Malcolm Wicks, the Labour MP who used to be director of the Family Policy Studies Centre, said it was time the 'lop-sided debate' about the CSA ended. Absent fathers had run an effective campaign against the agency but there was a 'silent army' of lone mothers and children who stood to gain and should be heard.

At a press conference to review the agency's first year, Kate Lister, 29, from Newbury, said the CSA had allowed her to get off benefit and into a part-time job for the first time in six years. 'My husband left me with two young children, many debts but no home and caught in the benefit trap,' she said. The CSA had successfully extracted pounds 78 a week from her ex-husband, leaving her pounds 30 a week better off even after paying her own rent, council tax and school meals.

Margaret Williams, a mother of three daughters aged 17 to 11, said the CSA had been 'nothing but good news,' boosting the maintenance her ex-husband was paying by pounds 60 a week to pounds 82.50. 'My children can now hold their heads high again because their father is supporting them, not the state.'

She now hoped to be able to resume the civil service career she had to give up because she could not afford child care. 'Absent fathers have got away with far too much for far too long,' she said.

Sue Slipman said, however, that for most women and children the agency was still failing to deliver. 'The question we are left with is why so many men complain about the devastating effect of increased payments when our monitoring shows that so few women are receiving increased payments'.

It was difficult to tell how far that was the agency's inefficiency and how far it was 'a tacit campaign of non co-operation by many absent parents'. Many lone mothers reactions to the agency had been 'worryingly negative', she said, and their criticisms needed to be dealt with.
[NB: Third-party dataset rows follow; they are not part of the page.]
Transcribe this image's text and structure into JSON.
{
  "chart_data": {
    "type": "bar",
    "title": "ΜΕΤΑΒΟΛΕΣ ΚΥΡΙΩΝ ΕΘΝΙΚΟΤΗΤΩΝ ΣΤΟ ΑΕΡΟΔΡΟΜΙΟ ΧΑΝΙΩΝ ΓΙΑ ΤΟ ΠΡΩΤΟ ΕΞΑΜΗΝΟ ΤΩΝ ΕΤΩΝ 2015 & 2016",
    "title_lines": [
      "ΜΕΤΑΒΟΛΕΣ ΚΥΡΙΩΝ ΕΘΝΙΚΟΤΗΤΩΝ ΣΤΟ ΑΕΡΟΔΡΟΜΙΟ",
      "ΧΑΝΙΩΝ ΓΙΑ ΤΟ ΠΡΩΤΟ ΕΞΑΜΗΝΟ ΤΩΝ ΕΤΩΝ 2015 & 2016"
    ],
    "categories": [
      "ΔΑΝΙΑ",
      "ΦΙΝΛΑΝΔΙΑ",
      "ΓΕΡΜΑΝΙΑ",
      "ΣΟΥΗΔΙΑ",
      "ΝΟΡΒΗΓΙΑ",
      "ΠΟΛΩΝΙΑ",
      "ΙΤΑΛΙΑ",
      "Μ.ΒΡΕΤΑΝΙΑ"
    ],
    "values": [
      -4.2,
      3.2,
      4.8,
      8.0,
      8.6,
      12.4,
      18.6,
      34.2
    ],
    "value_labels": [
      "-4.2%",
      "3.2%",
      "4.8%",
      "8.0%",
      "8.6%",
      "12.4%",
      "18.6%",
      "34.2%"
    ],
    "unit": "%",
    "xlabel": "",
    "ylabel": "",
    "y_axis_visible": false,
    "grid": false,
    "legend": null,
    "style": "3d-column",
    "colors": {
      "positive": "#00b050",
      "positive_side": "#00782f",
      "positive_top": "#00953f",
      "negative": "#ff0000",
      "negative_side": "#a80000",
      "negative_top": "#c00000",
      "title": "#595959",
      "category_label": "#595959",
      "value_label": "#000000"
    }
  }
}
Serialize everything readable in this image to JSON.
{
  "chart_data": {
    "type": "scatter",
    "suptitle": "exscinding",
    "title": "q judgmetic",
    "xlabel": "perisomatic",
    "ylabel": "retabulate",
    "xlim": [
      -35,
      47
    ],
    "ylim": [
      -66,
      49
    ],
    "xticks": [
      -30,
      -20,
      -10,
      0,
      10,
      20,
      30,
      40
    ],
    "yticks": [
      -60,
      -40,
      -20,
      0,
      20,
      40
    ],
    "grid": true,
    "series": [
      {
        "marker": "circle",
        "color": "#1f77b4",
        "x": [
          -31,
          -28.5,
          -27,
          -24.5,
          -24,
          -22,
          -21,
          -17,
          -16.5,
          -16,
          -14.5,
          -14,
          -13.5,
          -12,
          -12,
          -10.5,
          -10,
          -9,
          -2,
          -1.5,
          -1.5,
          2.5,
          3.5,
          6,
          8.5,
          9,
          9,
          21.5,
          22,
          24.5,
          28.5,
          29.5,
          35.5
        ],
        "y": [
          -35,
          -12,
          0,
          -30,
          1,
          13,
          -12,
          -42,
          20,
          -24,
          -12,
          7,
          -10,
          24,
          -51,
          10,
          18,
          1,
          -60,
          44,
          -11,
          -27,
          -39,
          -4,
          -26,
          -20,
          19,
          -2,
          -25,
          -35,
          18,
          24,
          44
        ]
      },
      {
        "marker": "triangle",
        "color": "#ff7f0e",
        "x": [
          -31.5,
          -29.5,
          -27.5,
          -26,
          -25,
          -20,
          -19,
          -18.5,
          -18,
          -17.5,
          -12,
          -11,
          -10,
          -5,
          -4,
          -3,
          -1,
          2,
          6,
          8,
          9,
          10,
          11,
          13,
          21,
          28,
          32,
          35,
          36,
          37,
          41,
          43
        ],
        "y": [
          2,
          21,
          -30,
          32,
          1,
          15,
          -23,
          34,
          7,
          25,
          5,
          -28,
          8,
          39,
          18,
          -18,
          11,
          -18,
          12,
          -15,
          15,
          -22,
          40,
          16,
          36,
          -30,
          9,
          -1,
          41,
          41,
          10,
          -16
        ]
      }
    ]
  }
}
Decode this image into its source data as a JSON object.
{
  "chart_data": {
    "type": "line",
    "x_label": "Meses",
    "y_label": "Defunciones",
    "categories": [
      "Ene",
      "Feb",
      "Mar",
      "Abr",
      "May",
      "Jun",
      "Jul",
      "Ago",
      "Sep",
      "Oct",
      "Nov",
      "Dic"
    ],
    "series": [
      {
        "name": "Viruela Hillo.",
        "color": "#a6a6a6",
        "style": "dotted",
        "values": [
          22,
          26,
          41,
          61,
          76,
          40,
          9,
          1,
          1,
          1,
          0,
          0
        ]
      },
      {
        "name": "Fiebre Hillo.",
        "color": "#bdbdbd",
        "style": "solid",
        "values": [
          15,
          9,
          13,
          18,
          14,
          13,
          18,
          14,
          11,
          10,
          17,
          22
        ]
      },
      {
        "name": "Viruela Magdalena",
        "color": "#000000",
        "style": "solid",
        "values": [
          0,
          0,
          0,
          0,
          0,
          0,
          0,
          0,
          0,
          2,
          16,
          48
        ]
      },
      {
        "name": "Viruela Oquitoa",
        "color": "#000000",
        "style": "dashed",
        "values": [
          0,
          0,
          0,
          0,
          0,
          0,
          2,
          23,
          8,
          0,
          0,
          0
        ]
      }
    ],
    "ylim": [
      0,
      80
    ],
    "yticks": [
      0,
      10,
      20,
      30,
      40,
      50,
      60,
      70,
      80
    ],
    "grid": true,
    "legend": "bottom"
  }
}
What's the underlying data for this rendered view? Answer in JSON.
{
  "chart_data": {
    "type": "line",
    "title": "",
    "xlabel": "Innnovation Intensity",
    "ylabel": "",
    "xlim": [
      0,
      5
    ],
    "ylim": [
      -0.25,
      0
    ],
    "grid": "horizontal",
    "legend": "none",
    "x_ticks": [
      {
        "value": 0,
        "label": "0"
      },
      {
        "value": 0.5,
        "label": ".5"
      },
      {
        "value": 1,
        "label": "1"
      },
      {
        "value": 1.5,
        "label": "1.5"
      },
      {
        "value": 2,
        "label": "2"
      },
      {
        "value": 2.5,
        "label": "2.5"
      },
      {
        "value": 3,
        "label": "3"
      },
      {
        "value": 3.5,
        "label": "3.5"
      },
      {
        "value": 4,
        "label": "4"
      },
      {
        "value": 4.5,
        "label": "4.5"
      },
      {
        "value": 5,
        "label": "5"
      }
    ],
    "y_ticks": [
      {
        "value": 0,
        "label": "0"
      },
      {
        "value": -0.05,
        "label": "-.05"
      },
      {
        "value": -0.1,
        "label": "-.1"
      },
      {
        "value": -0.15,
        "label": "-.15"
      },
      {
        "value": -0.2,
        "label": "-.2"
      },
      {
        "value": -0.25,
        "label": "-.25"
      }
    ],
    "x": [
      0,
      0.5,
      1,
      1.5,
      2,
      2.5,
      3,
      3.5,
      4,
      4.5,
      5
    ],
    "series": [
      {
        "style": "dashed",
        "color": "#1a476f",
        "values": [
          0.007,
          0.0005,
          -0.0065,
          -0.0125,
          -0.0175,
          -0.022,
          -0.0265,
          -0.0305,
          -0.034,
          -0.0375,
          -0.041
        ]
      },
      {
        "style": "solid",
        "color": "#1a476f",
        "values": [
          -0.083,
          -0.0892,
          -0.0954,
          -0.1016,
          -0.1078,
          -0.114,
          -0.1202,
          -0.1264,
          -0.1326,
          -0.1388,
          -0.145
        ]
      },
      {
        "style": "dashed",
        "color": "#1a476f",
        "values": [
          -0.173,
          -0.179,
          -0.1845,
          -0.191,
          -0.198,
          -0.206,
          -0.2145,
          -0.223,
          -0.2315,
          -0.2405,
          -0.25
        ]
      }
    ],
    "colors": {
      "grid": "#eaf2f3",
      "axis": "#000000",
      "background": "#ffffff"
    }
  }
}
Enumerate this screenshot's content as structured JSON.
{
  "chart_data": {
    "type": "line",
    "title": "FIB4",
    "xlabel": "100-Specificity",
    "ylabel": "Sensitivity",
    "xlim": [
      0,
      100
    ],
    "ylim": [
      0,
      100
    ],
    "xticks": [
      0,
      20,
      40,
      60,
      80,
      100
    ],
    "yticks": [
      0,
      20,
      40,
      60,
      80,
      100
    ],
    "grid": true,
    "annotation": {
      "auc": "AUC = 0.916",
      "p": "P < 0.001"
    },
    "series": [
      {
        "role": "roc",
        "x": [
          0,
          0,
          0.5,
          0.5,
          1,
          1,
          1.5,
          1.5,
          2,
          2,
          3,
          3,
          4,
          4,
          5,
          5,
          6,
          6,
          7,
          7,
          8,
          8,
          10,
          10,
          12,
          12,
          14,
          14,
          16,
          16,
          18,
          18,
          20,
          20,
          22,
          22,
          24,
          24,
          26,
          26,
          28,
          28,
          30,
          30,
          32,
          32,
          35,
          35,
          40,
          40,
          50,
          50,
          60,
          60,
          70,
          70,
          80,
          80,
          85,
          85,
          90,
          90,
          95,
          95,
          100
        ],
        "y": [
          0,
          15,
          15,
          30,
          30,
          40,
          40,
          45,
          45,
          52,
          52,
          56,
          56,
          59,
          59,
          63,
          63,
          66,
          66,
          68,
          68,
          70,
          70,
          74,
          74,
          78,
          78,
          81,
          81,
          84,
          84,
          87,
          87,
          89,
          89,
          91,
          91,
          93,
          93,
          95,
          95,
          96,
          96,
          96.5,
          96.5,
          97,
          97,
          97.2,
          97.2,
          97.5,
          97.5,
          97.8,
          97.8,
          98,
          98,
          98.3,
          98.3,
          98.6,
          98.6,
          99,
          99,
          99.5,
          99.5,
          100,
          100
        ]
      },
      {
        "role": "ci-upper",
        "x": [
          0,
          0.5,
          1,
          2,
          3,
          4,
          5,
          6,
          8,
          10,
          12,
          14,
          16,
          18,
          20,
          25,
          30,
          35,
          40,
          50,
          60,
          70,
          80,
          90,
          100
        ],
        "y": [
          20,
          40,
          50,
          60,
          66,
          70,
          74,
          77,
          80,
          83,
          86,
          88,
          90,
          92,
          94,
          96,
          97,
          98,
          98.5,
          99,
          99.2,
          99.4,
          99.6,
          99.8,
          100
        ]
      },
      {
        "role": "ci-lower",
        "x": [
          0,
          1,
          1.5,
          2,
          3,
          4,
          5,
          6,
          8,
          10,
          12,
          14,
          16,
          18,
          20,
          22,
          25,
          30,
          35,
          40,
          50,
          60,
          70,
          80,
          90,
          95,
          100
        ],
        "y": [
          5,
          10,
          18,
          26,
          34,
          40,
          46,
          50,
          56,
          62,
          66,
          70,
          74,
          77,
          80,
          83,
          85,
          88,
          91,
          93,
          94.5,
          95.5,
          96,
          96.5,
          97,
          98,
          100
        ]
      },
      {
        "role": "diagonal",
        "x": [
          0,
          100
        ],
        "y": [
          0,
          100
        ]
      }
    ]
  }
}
Where husbands were self-employed, the agency appeared defeatist, she said, allowing the absent parent to manipulate the figures to appear to have no income. Carole Pallister, a lone parent, said she had had a letter from the CSA stating the maintenance she was due from her self-employed ex-husband was ' pounds 0.00p payable from 21.11.93' - despite her husband advertising his tree- surgeon business in Yellow Pages and employing six people.